Michael, a retired civil servant, talks about his experience of transitioning into retirement.

Attending a course on Positive Ageing and Resilience Training helped Michael to become more confident in talking to people and become more socially connected.

I wasn’t prepared for my retirement, not at all. We’re going back to December 2014 when I had a really bad cold and I could feel myself slowing down. At night, I was getting really bad sweats and I just put it down to ‘man getting old’, but eventually I went to my doctor because I was still feeling rough and he decided to do a blood test.

He told me that I had a rare blood condition called polycythemia. I was producing too many red blood cells and the blood was thick.
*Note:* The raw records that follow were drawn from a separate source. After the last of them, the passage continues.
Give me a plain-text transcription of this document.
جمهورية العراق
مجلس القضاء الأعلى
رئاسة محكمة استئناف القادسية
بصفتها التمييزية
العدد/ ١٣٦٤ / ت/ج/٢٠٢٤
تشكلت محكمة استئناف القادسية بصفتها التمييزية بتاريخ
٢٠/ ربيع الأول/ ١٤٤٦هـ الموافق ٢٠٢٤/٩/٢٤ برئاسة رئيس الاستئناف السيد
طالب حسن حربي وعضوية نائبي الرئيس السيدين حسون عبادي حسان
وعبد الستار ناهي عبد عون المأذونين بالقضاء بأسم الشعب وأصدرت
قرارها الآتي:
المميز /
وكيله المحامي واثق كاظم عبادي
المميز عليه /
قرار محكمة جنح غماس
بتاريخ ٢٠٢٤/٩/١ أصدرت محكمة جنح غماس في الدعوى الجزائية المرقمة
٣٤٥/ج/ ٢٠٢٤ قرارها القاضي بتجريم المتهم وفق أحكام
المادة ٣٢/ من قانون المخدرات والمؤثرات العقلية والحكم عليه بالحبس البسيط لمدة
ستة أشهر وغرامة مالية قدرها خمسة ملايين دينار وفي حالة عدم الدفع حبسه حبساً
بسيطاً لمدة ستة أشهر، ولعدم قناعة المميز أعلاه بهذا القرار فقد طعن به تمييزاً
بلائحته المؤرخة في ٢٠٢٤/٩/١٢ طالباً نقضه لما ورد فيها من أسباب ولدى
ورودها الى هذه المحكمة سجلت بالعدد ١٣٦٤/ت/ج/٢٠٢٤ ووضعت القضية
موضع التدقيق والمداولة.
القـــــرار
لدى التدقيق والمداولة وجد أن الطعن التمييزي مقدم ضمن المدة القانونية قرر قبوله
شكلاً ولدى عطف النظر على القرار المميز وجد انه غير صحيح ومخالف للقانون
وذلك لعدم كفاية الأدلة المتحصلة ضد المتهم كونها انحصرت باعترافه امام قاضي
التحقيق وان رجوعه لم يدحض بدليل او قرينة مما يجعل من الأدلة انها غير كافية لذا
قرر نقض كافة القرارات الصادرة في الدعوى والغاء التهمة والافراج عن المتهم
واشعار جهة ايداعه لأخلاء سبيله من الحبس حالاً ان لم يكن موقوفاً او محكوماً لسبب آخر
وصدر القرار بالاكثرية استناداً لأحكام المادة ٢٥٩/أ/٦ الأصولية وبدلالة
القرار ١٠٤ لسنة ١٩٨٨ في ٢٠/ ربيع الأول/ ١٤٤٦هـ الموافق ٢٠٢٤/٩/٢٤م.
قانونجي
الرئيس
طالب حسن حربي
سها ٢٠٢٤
I had to have a double bone marrow biopsy and various other treatments. During this period my line manager referred me to Occupational Health three times, which wasn’t really helping. It took me about three days to get over each venesection and I was on reduced hours as my line manager tried to get me back working.

There was a two-week period while I was having treatment where I had to go back to working full-time. At one point my line manager said to me that I might end up with an ill-health dismissal, but that wasn’t the way I wanted to end my career. I decided to take early retirement, even though my game plan was to do 40 years in the civil service – I would have retired a year later.

My retirement was something that was always going to happen, but I would have liked more time to prepare rather than being thrown in at the deep end. If I’d had more time I would have reduced my hours, planned my resignation and given myself more time to think about what I was actually going to do after I left work.

My retirement was something that was always going to happen, but I would have liked more time to prepare rather than being thrown in at the deep end.

Initially retirement was a struggle. I was getting used to the idea, but felt anxious and in the dark about my pension. I started to worry that I’d lose all my social connections and I was feeling stressed about my health. But I was trying to look on the bright side, and I could see a light at the end of the tunnel.

In May 2016 I started volunteering, and round about the same time, I began the Positive Ageing and Resilience Training. An unexpected aspect of the ten-week course that I thought was very good was the breathing exercises and the relaxation. The bits that were more thinking about where you’re at now and the future benefitted me the most because I then began to plan.

When I retired I found myself talking to more people in the local area. Slowly, but surely, I got more involved in the community. When I was working I would just meet a friend for a coffee on a Saturday, and that was it. As things have panned out, I now have a busy social life. The course helped me be more confident in talking to people and be more socially connected. I still refer back to my notes, and I now feel more confident in my retirement.